After spending a wonderful week at Denali Wilderness Lodge, I flew back to Healy where I would get on the Alaskan Railroad for a trip down to Anchorage. The train ride is a great way to see the countryside especially if you’re not much of a hiker or prefer to stay warm and safe looking through the glass windows instead of being out in the wilderness. The seats were comfy, the food was great, and the views were outstanding. I did see a large black bear on the side of the tracks but it happened so fast I couldn’t get a good picture of him. Finally I made it to Anchorage which is a lovely city right on the water. I stayed close to the Anchorage Market which was a fantastic food market, flea market, arts and crafts festival kind of place. This market is huge and there is so much to see. One of the best food items I tried was Halibut on a stick so seek it out if you’re in town. There are also some great restaurants in the area of the market and the hotel I stayed in. I have listed a few of those below.
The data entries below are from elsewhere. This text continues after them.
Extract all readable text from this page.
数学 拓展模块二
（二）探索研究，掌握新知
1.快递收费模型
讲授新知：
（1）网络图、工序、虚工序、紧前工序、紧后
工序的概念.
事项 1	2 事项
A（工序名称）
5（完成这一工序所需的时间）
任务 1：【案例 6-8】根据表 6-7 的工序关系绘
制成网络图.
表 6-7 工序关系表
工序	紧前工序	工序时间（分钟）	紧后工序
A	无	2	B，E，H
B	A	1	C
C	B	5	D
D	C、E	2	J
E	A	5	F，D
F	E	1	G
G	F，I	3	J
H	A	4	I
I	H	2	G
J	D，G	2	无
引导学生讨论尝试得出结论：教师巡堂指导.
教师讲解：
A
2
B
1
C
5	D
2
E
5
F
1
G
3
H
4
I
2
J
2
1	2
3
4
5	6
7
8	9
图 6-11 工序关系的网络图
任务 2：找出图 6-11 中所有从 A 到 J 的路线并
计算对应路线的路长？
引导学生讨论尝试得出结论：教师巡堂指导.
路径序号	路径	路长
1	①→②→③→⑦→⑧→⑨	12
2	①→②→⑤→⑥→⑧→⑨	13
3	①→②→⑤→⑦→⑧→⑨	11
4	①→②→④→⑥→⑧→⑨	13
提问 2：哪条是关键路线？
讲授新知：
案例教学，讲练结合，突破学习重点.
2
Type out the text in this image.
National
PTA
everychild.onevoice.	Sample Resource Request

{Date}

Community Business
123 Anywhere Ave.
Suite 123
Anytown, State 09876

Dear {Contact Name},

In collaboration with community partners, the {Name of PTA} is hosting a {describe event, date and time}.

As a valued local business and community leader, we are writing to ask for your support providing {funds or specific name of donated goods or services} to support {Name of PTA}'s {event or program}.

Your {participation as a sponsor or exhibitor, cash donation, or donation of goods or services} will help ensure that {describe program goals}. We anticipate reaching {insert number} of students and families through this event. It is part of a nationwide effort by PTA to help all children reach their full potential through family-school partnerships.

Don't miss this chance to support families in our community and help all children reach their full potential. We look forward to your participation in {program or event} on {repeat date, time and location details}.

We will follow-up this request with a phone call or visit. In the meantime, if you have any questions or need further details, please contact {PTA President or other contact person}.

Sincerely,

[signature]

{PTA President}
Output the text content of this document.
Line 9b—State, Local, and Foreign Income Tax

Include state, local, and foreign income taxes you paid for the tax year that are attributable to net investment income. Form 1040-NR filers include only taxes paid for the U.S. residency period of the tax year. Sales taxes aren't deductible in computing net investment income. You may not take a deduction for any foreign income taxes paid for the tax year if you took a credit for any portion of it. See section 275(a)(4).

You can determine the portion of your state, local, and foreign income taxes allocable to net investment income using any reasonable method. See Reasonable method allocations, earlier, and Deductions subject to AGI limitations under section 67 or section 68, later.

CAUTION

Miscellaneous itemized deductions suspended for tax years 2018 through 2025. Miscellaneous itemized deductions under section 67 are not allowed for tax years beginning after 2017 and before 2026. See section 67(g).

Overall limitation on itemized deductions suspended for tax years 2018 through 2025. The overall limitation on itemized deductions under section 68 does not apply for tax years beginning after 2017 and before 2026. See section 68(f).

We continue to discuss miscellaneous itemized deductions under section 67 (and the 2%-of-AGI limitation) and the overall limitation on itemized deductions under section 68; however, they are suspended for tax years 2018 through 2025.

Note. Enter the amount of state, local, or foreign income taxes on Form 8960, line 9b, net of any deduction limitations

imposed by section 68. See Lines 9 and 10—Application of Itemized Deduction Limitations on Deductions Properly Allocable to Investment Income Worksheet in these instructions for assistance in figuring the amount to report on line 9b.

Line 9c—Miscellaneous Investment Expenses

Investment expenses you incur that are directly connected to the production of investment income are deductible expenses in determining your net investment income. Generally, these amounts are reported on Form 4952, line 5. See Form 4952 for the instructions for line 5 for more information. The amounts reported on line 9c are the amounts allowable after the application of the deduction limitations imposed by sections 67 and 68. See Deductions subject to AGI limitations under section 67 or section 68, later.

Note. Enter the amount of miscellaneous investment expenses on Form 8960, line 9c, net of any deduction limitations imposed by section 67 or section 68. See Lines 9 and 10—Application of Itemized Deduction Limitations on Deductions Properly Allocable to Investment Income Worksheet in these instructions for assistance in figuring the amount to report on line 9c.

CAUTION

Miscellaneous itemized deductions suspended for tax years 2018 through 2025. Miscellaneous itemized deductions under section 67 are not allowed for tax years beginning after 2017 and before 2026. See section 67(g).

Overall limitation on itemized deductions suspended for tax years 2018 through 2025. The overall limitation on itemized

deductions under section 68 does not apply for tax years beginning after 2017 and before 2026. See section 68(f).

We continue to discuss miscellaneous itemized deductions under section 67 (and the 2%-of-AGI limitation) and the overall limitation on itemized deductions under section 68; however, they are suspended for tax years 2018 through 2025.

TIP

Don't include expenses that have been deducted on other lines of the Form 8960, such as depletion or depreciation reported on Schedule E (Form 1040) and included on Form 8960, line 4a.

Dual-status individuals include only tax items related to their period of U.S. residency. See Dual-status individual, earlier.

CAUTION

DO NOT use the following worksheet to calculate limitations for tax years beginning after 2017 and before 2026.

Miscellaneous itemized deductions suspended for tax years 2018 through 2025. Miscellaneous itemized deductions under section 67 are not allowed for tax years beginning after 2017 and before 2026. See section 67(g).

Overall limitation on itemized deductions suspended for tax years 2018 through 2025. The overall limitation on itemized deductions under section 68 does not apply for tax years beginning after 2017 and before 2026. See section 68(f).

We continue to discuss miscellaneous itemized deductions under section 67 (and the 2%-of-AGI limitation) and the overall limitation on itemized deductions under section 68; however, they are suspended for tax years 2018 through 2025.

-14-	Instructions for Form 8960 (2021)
Be sure to look at the Native Arts here, they really have some beautiful pieces of art both modern and traditional. If you want to know more on the process or the meaning behind the native art then check out the Native Arts and Heritage Center. Anchorage was the end of my Alaska tour. I left feeling very relaxed and ready for whatever comes next.
*The Denali Wilderness Lodge was closed due to the death of the owner in 2006 and stayed abandoned until new owners bought it and fixed it back up in 2018. They also changed the name to Wood River Lodge.